UNWRA claims to provide services to five million “Palestinian refugees,” the vast majority of whom were not yet born in 1948. Most are descendants from individuals who fled their homes in Israel’s 1948 War of Independence.

May inquired about Haley’s definition of “who is a Palestinian.”

“Right now, you have this interesting and kind of illogical situation where somebody who is a Palestinian, living in a territory he considers to be Palestine, can also say, ‘And I’m a refugee from Palestine. Here I am in Ramallah, I’m a refugee from Palestine,'” May argued, wondering: “And why isn’t the Palestinian Authority, which claims to be governing these people, assuming some responsibility as opposed to saying no, there’s a UN agency that does it, it’s funded by the donor community, which means us and a few others, we don’t need to worry about this, we can worry about other things.”

“It’s bigger than that, even,” the ambassador responded. “When you look at UNRWA, there’s a couple of issues there.
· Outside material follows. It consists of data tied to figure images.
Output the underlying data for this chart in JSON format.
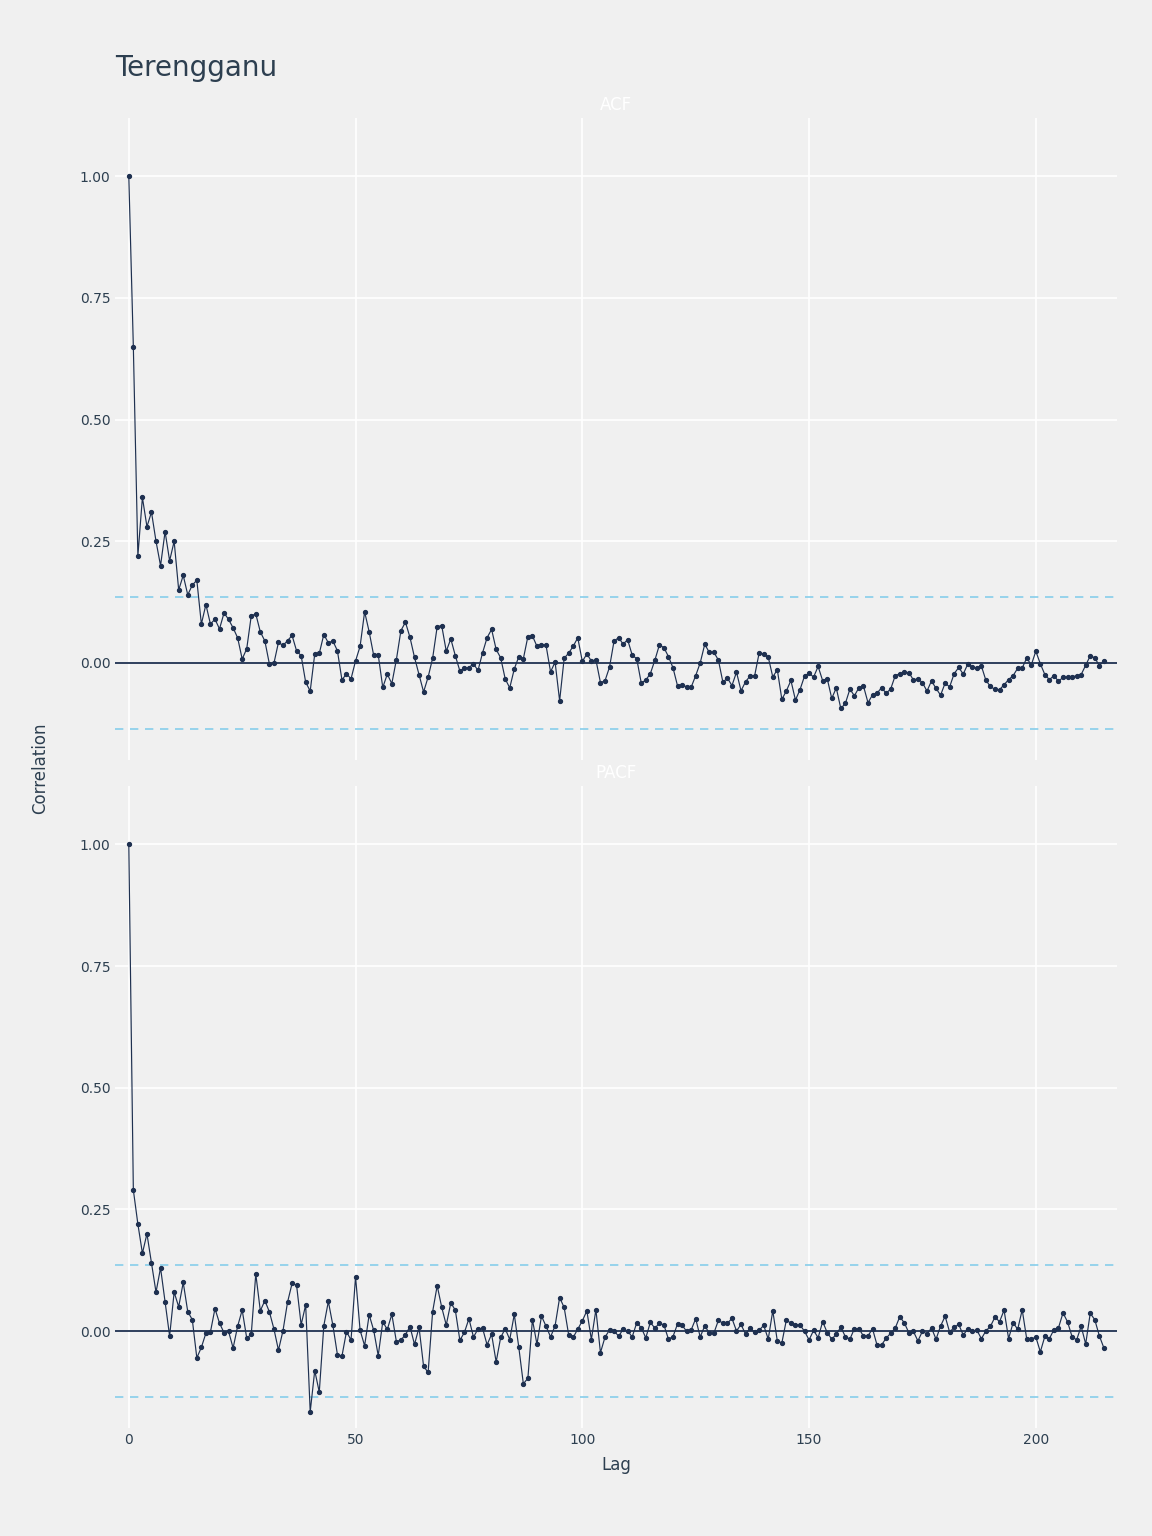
{
  "title": "Terengganu",
  "title_color": "#2d3f50",
  "title_fontsize": 20,
  "panel_header_color": "#2d4155",
  "panel_header_text_color": "#ffffff",
  "panel_labels": [
    "ACF",
    "PACF"
  ],
  "line_color": "#1e3050",
  "ci_color": "#87ceeb",
  "acf_ci": 0.135,
  "pacf_ci": 0.135,
  "zero_line_color": "#1e3050",
  "bg_color": "#f0f0f0",
  "grid_color": "#ffffff",
  "ylabel": "Correlation",
  "xlabel": "Lag",
  "acf_ylim": [
    -0.2,
    1.12
  ],
  "pacf_ylim": [
    -0.2,
    1.12
  ],
  "yticks": [
    0.0,
    0.25,
    0.5,
    0.75,
    1.0
  ],
  "xticks": [
    0,
    50,
    100,
    150,
    200
  ],
  "n_lags": 215
}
First of all, you’re looking at the fact that, yes, there’s an endless number of refugees that continue to get assistance, but more importantly, the Palestinians continue to bash America. This is the government, not the people, not the Palestinian people.

“So the government continues to bash America. They have their hand out wanting UNRWA money. We were supposed to […] give them $130 million. We cut it in half, saying that they really needed to reform and fix the things they were doing, because they teach anti-Israeli and anti-American things in their textbooks. They are not necessarily doing things that would cause peace…
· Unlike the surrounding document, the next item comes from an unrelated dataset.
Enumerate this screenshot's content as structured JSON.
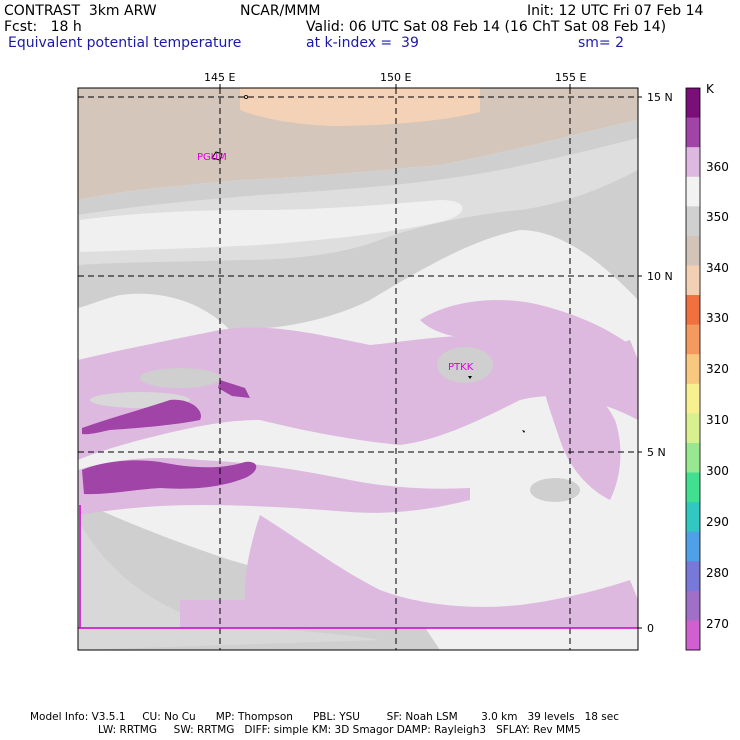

“So instead of the $130 million, we give them $65 million. They didn’t say thank you. UNRWA had them protest in the streets that we didn’t give more. So at the last Security Council meeting we had on the Palestinian issue and UNRWA, I went and said, ‘You are all so quick to wag your finger at us for not giving more. Where is Saudi Arabia? Where is United Arab Emirates? Where is Kuwait? Where are all of those countries? Do they not care enough about Palestinians to go and give money to make sure these kids are taken care of?”
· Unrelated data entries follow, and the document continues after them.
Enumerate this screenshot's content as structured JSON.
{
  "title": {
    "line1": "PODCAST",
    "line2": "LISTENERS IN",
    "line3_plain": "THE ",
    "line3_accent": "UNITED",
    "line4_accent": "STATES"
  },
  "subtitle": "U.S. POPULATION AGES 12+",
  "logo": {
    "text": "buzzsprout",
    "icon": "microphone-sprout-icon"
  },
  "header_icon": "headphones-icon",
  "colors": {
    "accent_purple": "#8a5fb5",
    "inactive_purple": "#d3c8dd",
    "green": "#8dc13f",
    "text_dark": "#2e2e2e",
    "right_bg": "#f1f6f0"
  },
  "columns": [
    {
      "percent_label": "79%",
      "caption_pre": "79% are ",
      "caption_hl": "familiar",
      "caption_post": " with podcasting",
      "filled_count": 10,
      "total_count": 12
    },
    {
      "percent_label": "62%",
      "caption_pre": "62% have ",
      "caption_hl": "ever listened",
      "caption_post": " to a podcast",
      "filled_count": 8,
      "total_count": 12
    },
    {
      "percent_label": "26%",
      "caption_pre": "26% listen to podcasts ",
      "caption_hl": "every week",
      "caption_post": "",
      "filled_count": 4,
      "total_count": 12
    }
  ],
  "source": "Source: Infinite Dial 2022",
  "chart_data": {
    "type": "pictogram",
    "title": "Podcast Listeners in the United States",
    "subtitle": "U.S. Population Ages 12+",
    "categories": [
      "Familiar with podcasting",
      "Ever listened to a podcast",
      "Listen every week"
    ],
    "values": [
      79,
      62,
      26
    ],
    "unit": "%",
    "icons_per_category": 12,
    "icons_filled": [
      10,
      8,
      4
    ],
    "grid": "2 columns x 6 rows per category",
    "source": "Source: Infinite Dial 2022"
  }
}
At this point the audience applauded the ambassador.

She continued: “If the region doesn’t invest in those areas, why are we being faulted for not investing in those areas? They have to have skin in the game. They have to – they’re the ones that fight me every day on Israel issues. But yet they don’t give a penny when it comes to – any more than they have to. They give tokens, and then we still are the largest donor of UNRWA at the same time.

“So it goes to a second set. Our job is not to take the beatings that you give us, saying we’re not kind to Palestinians and then turn around pay for them. Our job is to make sure that, look, we’ll be a partner with you, but only on a partner basis of something you believe in. So you show us you care, and then we’ll come back and decide if we’re going to give.”